The real thing holding this strip back is the atrocious art in panels one and three. What is that hand in panel one? I could draw a better hand left handed. All the poor kids have horrible receding hairlines. I half expect that panel two was changed to black outline after the fact. After Ayers drunkenly turned in a scribbly panel of twenty mangled high school students as seen through a cracked funhouse mirror.

Scoreless

Haha, because everyone confuses bands and football teams, they’re basically the same thing, right? I’m assuming this is supposed to be a “pun” on alternate meanings of “scoring” (which isn’t funny even if that is the case, a word can mean two things, that’s not automatically funny), but even if Batiuk was determined to do this strip there’s a much better way to go about it.
“Scoring for smaller bands”. “Not with groupies”.
And for all that Batiuk talks about how his strip transcends the stereotypes of the art form, or whatever crap he says on his blog these days, strips like this are just an insult to the art form. Literally no art is needed. This kind of “humor” is appropriate for an AOL email chain. It doesn’t need art at all. When your sequential art gains literally nothing from having art, you’re doing it wrong.

Take a Long Rest, Tom

Aw, the lovebirds are enjoying a quiet moment together, enjoying someone else’s “pun”. (Is it a pun when you use a symbol? It seems like it could be.). As glad as I am to not have Dinkle or Becky talking, would it have killed Batiuk to have a little more of a joke here? Like maybe have one of them say “What an arresting display!” or something? At least the sign wasn’t crappily taped to the side of the table. I’m kind of amazed by that.

I Wish He’d DisAPPear

I’m going to ignore the “haha, apps are confusing mystical objects that nobody can understand” “humor” here and just focus on Becky. What in the world is her expression about?
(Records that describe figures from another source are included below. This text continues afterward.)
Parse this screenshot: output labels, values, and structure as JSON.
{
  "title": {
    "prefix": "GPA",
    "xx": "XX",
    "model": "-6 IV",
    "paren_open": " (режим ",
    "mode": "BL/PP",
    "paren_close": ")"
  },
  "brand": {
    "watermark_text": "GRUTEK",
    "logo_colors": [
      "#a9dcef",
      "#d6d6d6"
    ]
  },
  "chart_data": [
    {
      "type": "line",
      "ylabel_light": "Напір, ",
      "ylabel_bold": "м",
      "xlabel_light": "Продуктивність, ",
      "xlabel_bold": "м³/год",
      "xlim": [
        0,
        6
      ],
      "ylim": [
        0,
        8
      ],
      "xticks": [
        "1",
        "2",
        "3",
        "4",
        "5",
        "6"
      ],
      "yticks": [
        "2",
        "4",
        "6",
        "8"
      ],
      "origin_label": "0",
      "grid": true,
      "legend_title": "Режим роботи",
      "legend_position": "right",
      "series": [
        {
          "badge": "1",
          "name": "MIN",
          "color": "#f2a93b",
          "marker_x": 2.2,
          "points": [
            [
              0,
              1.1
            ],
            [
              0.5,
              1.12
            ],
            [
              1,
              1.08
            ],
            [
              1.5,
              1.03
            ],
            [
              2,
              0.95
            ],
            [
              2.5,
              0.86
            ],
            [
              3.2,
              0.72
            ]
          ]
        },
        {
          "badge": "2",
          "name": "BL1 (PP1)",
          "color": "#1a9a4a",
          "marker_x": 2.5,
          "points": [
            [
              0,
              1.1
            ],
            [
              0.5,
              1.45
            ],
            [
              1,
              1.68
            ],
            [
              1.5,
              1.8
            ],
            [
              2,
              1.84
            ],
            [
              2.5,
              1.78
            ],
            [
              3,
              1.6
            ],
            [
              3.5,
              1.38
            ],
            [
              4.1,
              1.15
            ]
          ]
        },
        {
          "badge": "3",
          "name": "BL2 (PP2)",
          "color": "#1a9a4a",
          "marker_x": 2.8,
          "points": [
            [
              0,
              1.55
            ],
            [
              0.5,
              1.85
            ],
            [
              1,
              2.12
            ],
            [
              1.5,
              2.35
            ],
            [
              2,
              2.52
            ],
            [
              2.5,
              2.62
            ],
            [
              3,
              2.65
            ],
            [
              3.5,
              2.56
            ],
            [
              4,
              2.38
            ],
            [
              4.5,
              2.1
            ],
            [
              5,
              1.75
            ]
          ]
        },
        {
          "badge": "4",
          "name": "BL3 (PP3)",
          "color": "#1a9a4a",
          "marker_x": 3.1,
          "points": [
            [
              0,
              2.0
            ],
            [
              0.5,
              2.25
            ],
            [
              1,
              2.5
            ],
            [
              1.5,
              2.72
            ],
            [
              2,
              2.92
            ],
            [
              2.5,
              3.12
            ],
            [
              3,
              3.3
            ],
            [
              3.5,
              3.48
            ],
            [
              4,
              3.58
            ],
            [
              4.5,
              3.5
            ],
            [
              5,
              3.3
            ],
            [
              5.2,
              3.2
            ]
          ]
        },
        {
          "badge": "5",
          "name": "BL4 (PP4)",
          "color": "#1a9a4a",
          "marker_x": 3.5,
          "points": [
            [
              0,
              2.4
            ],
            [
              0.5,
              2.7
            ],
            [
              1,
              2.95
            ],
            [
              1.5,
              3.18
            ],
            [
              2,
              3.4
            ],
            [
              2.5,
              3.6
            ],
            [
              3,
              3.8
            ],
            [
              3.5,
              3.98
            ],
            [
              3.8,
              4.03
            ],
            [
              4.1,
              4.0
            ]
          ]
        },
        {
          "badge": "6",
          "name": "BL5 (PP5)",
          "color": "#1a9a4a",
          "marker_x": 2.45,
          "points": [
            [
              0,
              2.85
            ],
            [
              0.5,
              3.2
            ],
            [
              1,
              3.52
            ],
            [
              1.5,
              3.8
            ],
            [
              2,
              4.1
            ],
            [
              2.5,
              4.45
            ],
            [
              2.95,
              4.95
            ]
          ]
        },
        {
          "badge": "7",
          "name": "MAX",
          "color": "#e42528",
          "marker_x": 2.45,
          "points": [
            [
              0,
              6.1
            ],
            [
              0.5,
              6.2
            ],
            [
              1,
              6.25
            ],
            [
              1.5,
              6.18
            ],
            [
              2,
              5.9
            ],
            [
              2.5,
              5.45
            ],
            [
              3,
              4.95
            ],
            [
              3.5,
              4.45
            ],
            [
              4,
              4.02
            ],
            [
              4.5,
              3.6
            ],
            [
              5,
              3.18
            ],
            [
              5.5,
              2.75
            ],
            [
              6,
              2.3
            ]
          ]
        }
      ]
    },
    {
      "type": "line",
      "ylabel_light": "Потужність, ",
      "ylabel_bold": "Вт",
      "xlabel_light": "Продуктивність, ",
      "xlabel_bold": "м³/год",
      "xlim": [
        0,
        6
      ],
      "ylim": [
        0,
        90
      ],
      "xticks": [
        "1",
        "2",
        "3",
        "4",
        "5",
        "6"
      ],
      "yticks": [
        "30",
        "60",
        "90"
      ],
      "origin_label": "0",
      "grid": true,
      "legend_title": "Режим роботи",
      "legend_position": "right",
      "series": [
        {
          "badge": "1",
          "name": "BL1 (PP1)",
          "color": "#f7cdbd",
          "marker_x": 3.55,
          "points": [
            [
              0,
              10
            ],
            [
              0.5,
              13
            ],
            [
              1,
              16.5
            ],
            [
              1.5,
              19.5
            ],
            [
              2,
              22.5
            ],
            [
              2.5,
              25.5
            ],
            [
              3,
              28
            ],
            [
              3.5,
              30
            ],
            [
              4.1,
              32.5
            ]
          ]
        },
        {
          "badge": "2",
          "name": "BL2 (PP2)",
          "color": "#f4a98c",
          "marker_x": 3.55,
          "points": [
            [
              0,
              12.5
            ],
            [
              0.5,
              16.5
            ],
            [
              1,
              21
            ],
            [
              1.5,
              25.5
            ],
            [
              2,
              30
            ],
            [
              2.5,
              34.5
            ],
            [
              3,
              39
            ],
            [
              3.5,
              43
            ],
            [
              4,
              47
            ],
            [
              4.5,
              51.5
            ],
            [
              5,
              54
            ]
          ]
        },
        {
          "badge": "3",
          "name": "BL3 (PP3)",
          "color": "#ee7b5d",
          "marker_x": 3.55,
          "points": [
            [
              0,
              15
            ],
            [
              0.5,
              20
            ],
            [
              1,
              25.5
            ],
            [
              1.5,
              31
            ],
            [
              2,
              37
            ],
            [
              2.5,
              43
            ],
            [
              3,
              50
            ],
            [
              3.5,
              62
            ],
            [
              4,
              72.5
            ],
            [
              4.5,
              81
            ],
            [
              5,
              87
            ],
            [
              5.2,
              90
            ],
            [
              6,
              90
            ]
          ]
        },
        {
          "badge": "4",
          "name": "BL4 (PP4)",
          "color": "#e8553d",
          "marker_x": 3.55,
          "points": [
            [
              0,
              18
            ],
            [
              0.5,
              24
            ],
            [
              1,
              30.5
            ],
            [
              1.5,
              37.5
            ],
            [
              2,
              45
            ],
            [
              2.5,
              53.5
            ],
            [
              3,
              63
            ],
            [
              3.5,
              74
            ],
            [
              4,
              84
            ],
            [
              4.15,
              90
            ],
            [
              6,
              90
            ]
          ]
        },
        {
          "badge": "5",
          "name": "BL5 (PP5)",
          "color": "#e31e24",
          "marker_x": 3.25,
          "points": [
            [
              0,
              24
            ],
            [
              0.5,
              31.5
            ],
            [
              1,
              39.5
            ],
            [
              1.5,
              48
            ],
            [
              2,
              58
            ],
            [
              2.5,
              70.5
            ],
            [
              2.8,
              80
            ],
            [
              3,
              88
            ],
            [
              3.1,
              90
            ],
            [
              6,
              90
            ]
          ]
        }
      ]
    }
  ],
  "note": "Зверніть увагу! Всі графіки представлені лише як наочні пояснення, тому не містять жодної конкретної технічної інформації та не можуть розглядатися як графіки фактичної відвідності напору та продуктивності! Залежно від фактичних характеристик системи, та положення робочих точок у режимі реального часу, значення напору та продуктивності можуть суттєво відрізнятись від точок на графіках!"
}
The raised eyebrows and smirk look more seductive/romantic than anything else (although in the second panel she looks eerily like Pete and Summer, because for some reason only three or four face types exist in this strip). And honestly, if it was revealed that Dinkle and Becky were actually having an affair, it would vastly improve the logic of this strip.  Because “deaf band director who retired decades ago is constantly shadowing the current band director for no real reason” is stupid. It was the same thing with Linda and Buck. I think it’s a sign of bad writing when totally unintended subtexts actually make more sense than the actual plot.

Tone It Down

I wonder if the school still pays the cost for Dinkle to attend the OMEA. Oh wait, in today’s strip it’s just “Music Educators Conference”. I wonder if the OMEA didn’t pay enough to be featured on a sign every day this week. Or maybe Batiuk thought it would be nobody would know “OMEA” was a music thing, and they wouldn’t be able to appreciate the hilarity without knowing that.
Apart from the weirdness of the sign, just the format itself of today’s strip confuses me so much. Batiuk does this regularly, where one character makes a “joke” and another character reacts with fury to tell them it’s not a joke. I don’t understand it at all, because it doesn’t add a thing to it. The only thing I see as a possibility is maybe that Batiuk does it to portray anyone who doesn’t appreciate “wordplay” as a jackass? Because I can guarantee he doesn’t have a problem with puns, since 99% of the content in Crankshaft is Crankshaft getting words confused.
I’d also like to know the set up of this joke-did Harry just randomly walk up to someone he saw talking and tell him this?